I read all the responses before replying so I wouldn't repeat. Here's my thought.
I teach 2 & 3 year olds and while I've never heard that time outs are inappropriate for that age group-- everybody gives them and unless you orchestrate it negatively I don't think it's any more negative than any other punishment-- I just realized I don't think I've ever actually given a time out to a 2 year old! Here's what I do.
2 year olds can understand reason once they calm down, so you have to sit him down and firmly wait for him to calm down before you ask him if he knows what he did and why it was wrong and what he can do to make it better. Usually a 2 year old can actually do that, though I don't know how young your 2 year old is.

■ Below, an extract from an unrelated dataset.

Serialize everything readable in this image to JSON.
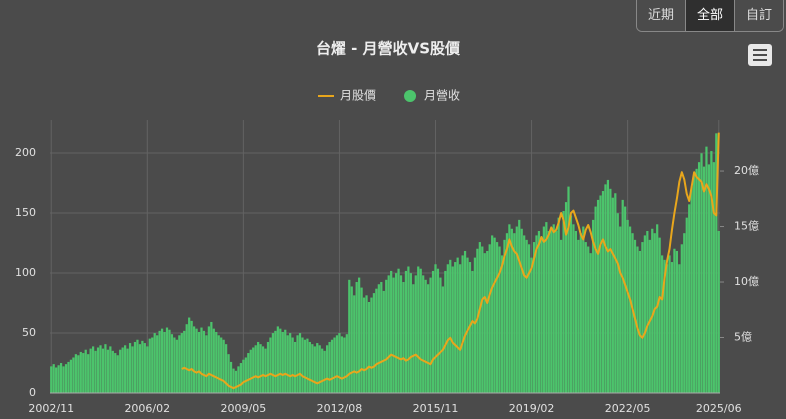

Then if you wanna do something like taking something away from him as his punishment, DON'T make it a bedtime story (unless it's bedtime) or anything that won't happen for several hours. 2 year olds need immediate gratification, so you have to take away something they wanna use right at that moment to be effective.
Yes, redirecting is best and easiest for mommy and kid at this age, but if he's doing something really MEAN or wrong redirecting won't cut it-- he needs to KNOW that his behavior is unacceptable! You can't just distract him cuz then he doesn't learn anything!
So here's what I do. When I have a student who's difficult I praise him at eeeevery corner all day long-- I mean if he so much as smiles I give him some sort of compliment. Then he learns to live for that praise and all I have to do is have a disappointed look on my face, or ignore him, and he knows when he's done something wrong and he feels bad himself without my having to "punish."
In terms of sending him to his bedroom, I think we all got sent there as kids and we turned out ok so I'm sure it's not damaging. The only reason I wouldn't send him there except if he's been acting up all night long and is being impossible-- is because bedrooms usually have toys and stuff and he may choose to play rather than to reflect. But you know what? When I'm mad I need to go to a completely different room to be alone too. Sometimes I need to flop down on my bed and cry and sit there for a while until I can be reasonable. So why shouldn't a 2 year old need the same?
I think you're doing just fine. Everyone has these situations. Oh and btw usually 1,2,3 then time out is best, not just one warning. 2 year olds have short term memories so 1 warning usually doesn't cut it. 3 are better. And usually if you start to count he'll get the idea by the count of 3 and then you won't hae to deal with any of it!
Good luck! I'm sure everything'll be fine!